12.3 For the avoidance of doubt, should the Company terminate the Agreement according to clause 12.1, the costs of all work performed by Swell, including any related expenses and/or disbursements incurred by Swell up to the date of termination, and any costs incurred by Swell as a direct result of a cancellation by the Company will be fully payable by the Company at a rate determined by Swell at the time of termination.

12.4 In the event of failure by the Company to make payments due to Swell in accordance with clause 3, Swell retains the right to terminate this Agreement immediately and without prior notice.

12.5 Without prejudice to the above, this Agreement may be terminated immediately where any of the following circumstances arise:

a) Either party commits a serious breach or persistent breaches of this Agreement including but not limited to the non-performance, neglect or default of any of their duties as outlined herein and after notice of this breach has been given to the defaulting party it remains unremedied and unrectified 30 days after such notice.

b) Either party becomes insolvent or enters into a CVA or IVA.

c) Either party ceases to trade

13. SURVIVAL OF PROVISIONS

The provisions of clauses 6, 7, 8, 9, 11 and 14 shall continue in effect after termination of this agreement.

14. GOVERNING LAW AND JURISDICTION

14.1 This agreement shall be governed by and construed in accordance with the laws of England and Wales.

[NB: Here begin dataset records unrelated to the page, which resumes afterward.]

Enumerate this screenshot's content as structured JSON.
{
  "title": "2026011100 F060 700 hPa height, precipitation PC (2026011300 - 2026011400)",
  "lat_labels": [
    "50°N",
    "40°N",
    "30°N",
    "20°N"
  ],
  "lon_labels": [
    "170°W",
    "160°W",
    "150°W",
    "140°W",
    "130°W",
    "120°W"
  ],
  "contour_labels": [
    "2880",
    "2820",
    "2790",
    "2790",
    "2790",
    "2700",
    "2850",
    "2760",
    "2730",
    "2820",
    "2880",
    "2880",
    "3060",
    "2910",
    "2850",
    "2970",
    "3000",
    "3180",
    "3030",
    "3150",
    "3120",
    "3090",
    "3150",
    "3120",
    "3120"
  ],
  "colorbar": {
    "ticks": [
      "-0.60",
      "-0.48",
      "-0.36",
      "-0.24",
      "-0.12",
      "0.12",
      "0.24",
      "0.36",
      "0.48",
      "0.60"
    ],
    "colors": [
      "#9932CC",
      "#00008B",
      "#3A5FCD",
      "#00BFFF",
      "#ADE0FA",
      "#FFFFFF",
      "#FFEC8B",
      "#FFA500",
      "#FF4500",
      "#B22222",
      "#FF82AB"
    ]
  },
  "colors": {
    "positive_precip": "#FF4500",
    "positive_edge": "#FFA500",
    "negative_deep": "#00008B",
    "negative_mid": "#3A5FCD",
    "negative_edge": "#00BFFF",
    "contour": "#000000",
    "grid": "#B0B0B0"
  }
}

Subject to adhering to the provisions of clause 14 each Party irrevocably agrees to submit to the exclusive jurisdiction of the courts of England and Wales over any claim or matter arising under or in connection with this agreement.

15​. DISPUTE RESOLUTION

15.1 ​If any dispute arises in connection with this agreement, the parties agree to enter into mediation in good faith to settle such a dispute and will do so in accordance with the Centre for Effective Dispute Resolution (CEDR) Model Mediation Procedure. Unless otherwise agreed between the parties within 10 working days of notice of the dispute, the mediator will be nominated by CEDR. To initiate the mediation a party must give notice in writing (ADR notice) to the other party to the dispute, referring the dispute to mediation. A copy of the referral should be sent to CEDR.

15.2 ​If there is any point on the logistical arrangements of the mediation, other than nomination of the mediator, upon which the parties cannot agree within 10 working days from the date of the ADR Notice, where appropriate, in conjunction with the mediator, CEDR will be requested to decide that point for the parties having consulted with them.

15.3 ​Unless otherwise agreed, the mediation will start not later than 25 working days after the date of the ADR notice. No party may commence any court proceedings in relation to any dispute arising out of this agreement until it has attempted to settle the dispute by mediation and either the mediation has terminated, or the other party has failed to participate in the mediation, provided that the right to issue proceedings is not prejudiced by a delay.